Par Thomas Rudolf, le Cimbre
Pour équilibrer leurs comptes, les fonds spéculatifs et les fonds souverains raflent des millions de terres arables et cultivables dans les Pays ACP (Afrique, Caraïbes, Pacifique) et dans les PED (Pays En Développement). La Société Générale conseille à ses clients dans son Rapport de 68 pages signé par un cadre de la division Cross Asset du pôle Credit and investment de reporter leurs investissements spéculatifs sur les farm commodities et les denrées alimentaires.
Les pays riches font semblant de se quereller avant le Sommet climatique de Copenhagen pour dévier l'attention face à la Crise financière et pour retarder encore de quelques semaines l'effondrement imminent global, celui des économies nationales et privées. Obama réduit ses objectifs environnementaux.
Le Green Bail Out n'aura pas lieu.
Le nombre des affamés a augmenté de plusieurs centaines de millions depuis deux ans a cause de la libre circulation des biens, des marchandises, des capitaux et des services financiers voulue par l'OMC, les Accords sur les ADPIC, des Accords de Partenariat Économique avec l'Europe.
L'Afrique est de nouveau effondrée et nous avons vu au récent Sommet de la Faim à Rome que les 8 Objectifs du Millénium, les G8 de Gleneagles ou le G8 de Heiligendam, le G4 de Potsdam sont de nouveau oubliés. Les ambitions de réduire de moitié la pauvreté pour 2015 se sont transformées en augmentation rapide de la pauvreté depuis le début de la crise à la fin de l'année 2006. Les G20+ n'invitent pas le continent africain à la table des discussions. Dans ce Global Meltdown, les capitaux étrangers délaissent les pays africains, là où il n'y a pas de pétrole, de diamants, de la bauxite, du minerai d'uranium... à piller.

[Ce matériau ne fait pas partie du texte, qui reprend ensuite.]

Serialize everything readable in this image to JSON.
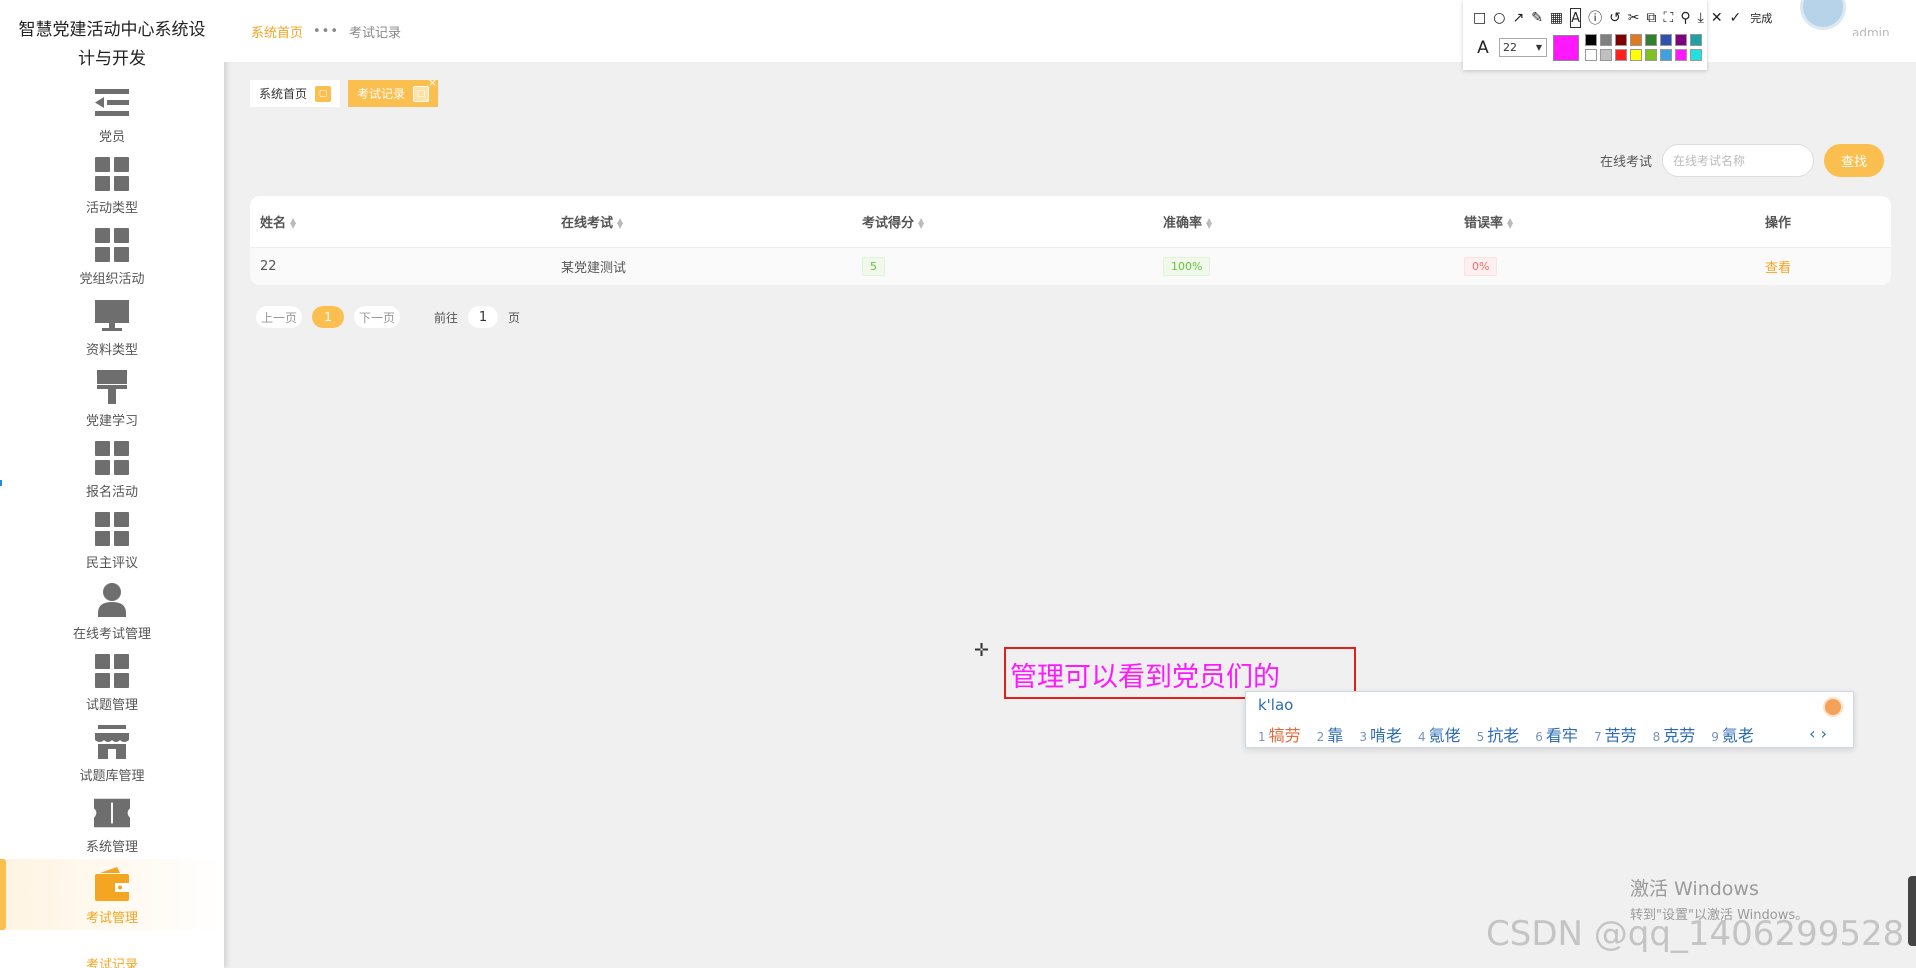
{
  "sidebar": {
    "title": "智慧党建活动中心系统设计与开发",
    "items": [
      {
        "label": "党员",
        "icon": "list-indent-icon"
      },
      {
        "label": "活动类型",
        "icon": "grid-icon"
      },
      {
        "label": "党组织活动",
        "icon": "grid-icon"
      },
      {
        "label": "资料类型",
        "icon": "monitor-icon"
      },
      {
        "label": "党建学习",
        "icon": "brush-icon"
      },
      {
        "label": "报名活动",
        "icon": "grid-icon"
      },
      {
        "label": "民主评议",
        "icon": "grid-icon"
      },
      {
        "label": "在线考试管理",
        "icon": "user-icon"
      },
      {
        "label": "试题管理",
        "icon": "grid-icon"
      },
      {
        "label": "试题库管理",
        "icon": "store-icon"
      },
      {
        "label": "系统管理",
        "icon": "ticket-icon"
      },
      {
        "label": "考试管理",
        "icon": "wallet-icon"
      }
    ],
    "active_submenu": "考试记录"
  },
  "breadcrumb": {
    "home": "系统首页",
    "separator": "•••",
    "current": "考试记录"
  },
  "tabs": [
    {
      "label": "系统首页",
      "active": false
    },
    {
      "label": "考试记录",
      "active": true,
      "close": "×"
    }
  ],
  "search": {
    "label": "在线考试",
    "placeholder": "在线考试名称",
    "button": "查找"
  },
  "table": {
    "headers": [
      "姓名",
      "在线考试",
      "考试得分",
      "准确率",
      "错误率",
      "操作"
    ],
    "rows": [
      {
        "name": "22",
        "exam": "某党建测试",
        "score": "5",
        "accuracy": "100%",
        "error_rate": "0%",
        "action": "查看"
      }
    ]
  },
  "pagination": {
    "prev": "上一页",
    "current": "1",
    "next": "下一页",
    "goto_prefix": "前往",
    "goto_value": "1",
    "goto_suffix": "页"
  },
  "snip_tool": {
    "done": "完成",
    "font_size": "22",
    "current_color": "#ff19ff",
    "palette": [
      "#000000",
      "#808080",
      "#800000",
      "#e07a20",
      "#308030",
      "#3050b0",
      "#800080",
      "#20a0a0",
      "#ffffff",
      "#c0c0c0",
      "#ff2020",
      "#ffff00",
      "#80c020",
      "#40a0e0",
      "#ff19ff",
      "#20e0e0"
    ]
  },
  "annotation": {
    "text": "管理可以看到党员们的"
  },
  "ime": {
    "composition": "k'lao",
    "candidates": [
      {
        "idx": "1",
        "text": "犒劳"
      },
      {
        "idx": "2",
        "text": "靠"
      },
      {
        "idx": "3",
        "text": "啃老"
      },
      {
        "idx": "4",
        "text": "氪佬"
      },
      {
        "idx": "5",
        "text": "抗老"
      },
      {
        "idx": "6",
        "text": "看牢"
      },
      {
        "idx": "7",
        "text": "苦劳"
      },
      {
        "idx": "8",
        "text": "克劳"
      },
      {
        "idx": "9",
        "text": "氪老"
      }
    ],
    "nav": "‹ ›"
  },
  "watermarks": {
    "windows_title": "激活 Windows",
    "windows_sub": "转到\"设置\"以激活 Windows。",
    "csdn": "CSDN @qq_1406299528"
  }
}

Les échanges transcontinentaux sont morts et l'indice du fret maritime transcontinental, le Baltic Dry Index a perdu 90% de son niveau d'avant 2008. Le BDI est une moyenne mondiale, une grande partie de cet indice est constituée par le transport de matières "sèches" (dry), donc par l'exportation de minerais et de matières agricoles non transformées. Les pays africains sont plus violemment percutés par la crise financière et économique mondiale, mais les médias des pays industrialisés n'en parlent pas. Les pays africains vendent en ce moment le dernier bien qu'il leur reste pour rester à flot: le sol.

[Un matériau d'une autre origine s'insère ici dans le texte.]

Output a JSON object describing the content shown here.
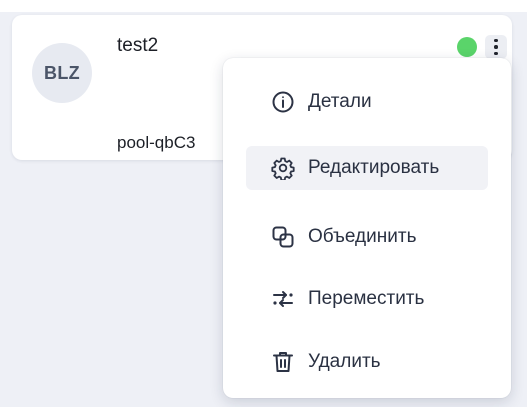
{
  "card": {
    "avatar_text": "BLZ",
    "title": "test2",
    "subtitle": "pool-qbC3",
    "status_color": "#5ad46a"
  },
  "menu": {
    "items": [
      {
        "label": "Детали",
        "icon": "info-icon"
      },
      {
        "label": "Редактировать",
        "icon": "gear-icon"
      },
      {
        "label": "Объединить",
        "icon": "merge-icon"
      },
      {
        "label": "Переместить",
        "icon": "move-icon"
      },
      {
        "label": "Удалить",
        "icon": "trash-icon"
      }
    ]
  }
}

Voici in extenso un communiqué d'un site ami, abcBurkina SEDELAN, de la Coopérative agricole burkinabée.« Foras a informé l'Institut international de recherche sur le riz (IRRI) de son acquisition de 500 000 ha de terres agricoles au Sénégal et de 200 000 ha de terres agricoles au Mali pour la production de riz »
L’IRRI a été informé parce que FORAS leur a demandé des conseils pour l’exploitation de ces terres maliennes et sénégalaises. Mais, à ma connaissance, les paysans maliens et sénégalais n’ont pas encore été informés par leur gouvernement. Et personne à l’extérieur, me semble-t-il ne connaît les termes des contrats. Les petits paysans des régions concernés ne sont même pas sûrs d’avoir une place dans le plan saoudien, intitulé « 7 x 7 », qui, sur une période de sept ans, prévoit la production annuelle de 7 millions de tonnes de riz sur ces 700 000 hectares de terres.

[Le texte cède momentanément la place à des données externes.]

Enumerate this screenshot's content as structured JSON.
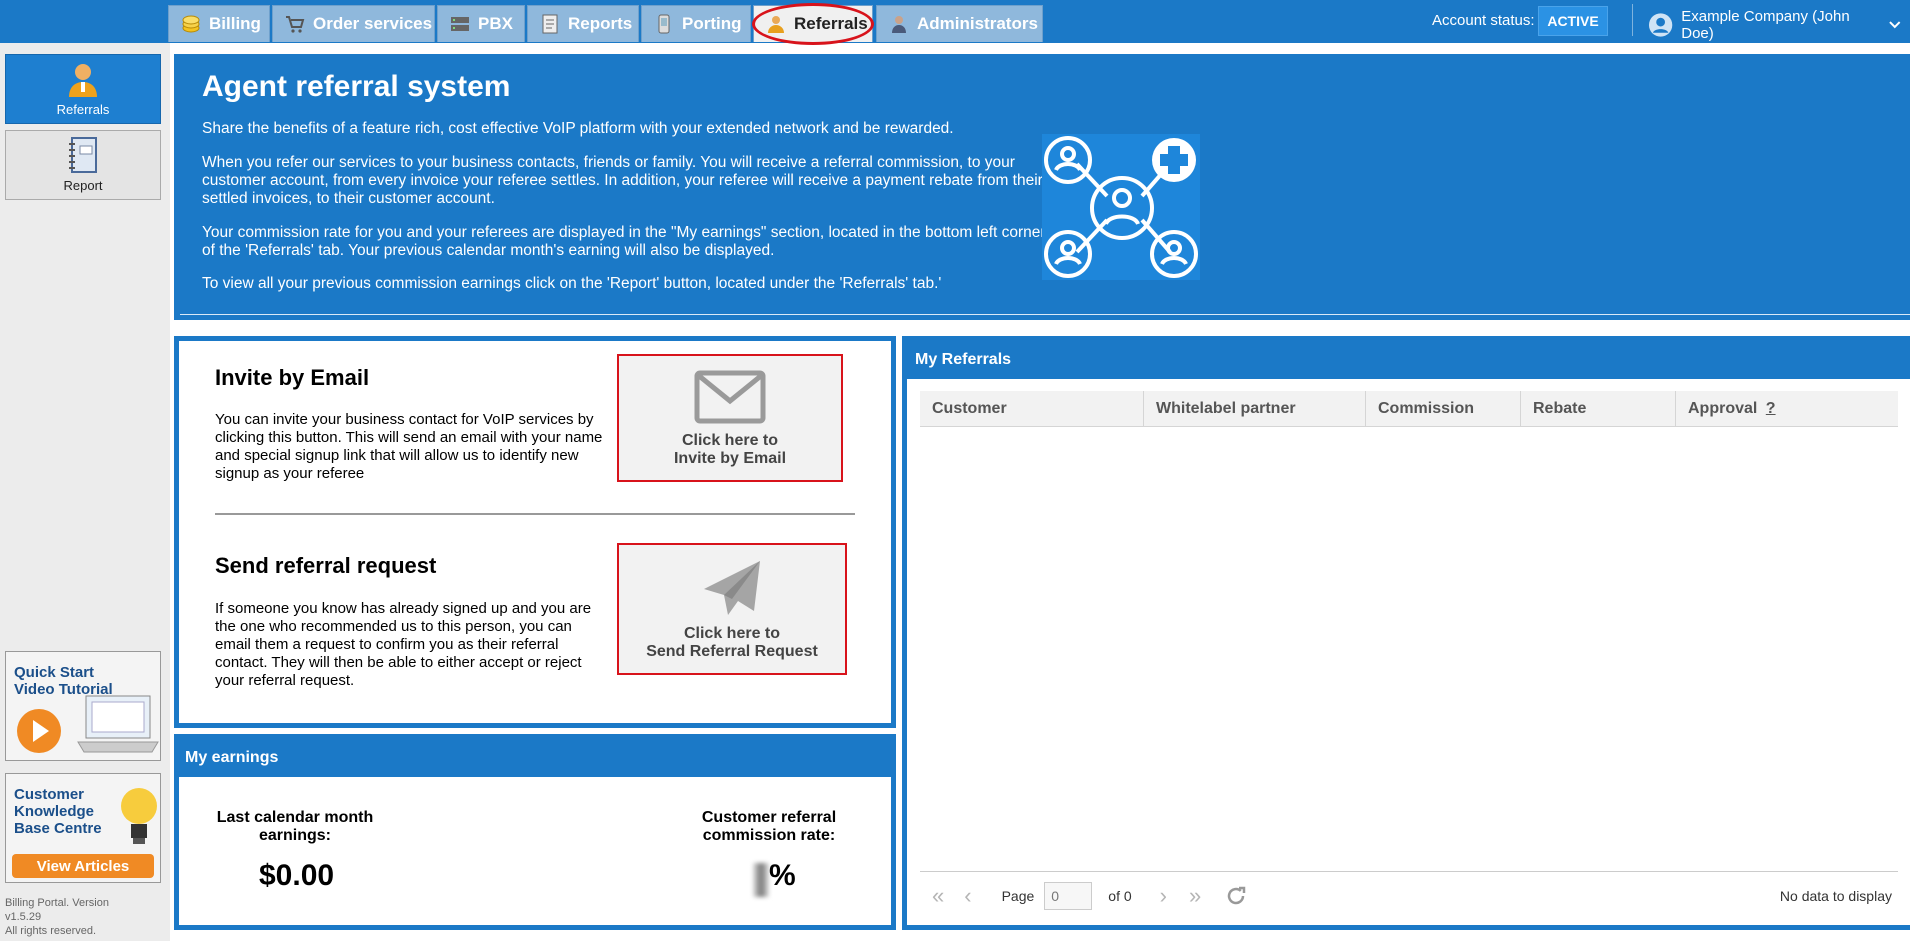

Le Mali a déjà cédé 100 000 hectares de terres irrigables de l’Office du Niger à la Libye. Que restera-t-il pour les maliens dans quelques années ?
Les organisations paysannes maliennes et sénégalaises rendraient un fier service aux autres paysans africains s’ils pouvaient obtenir les termes des contrats et les publier. Ce serait une bonne préparation pour le « Congrès du riz en Afrique 2010 » qui se tiendra à Bamako, au Mali, du 22 au 26 mars 2010. Une analyse détaillée de ces contrats permettrait sans doute de dégager quelques principes.
Il faudra pouvoir répondre à cette question : Comment faciliter les investissements sans que cela ne s’apparente à une nouvelle colonisation ?
Quand on sait que le Sénégal est le deuxième plus grand importateur de riz de l’Afrique (après le Nigeria), on peut penser qu’il vaudrait mieux chercher des investisseurs pour produire du riz pour les sénégalais, puis pour le marché commun de l’Afrique de l’Ouest.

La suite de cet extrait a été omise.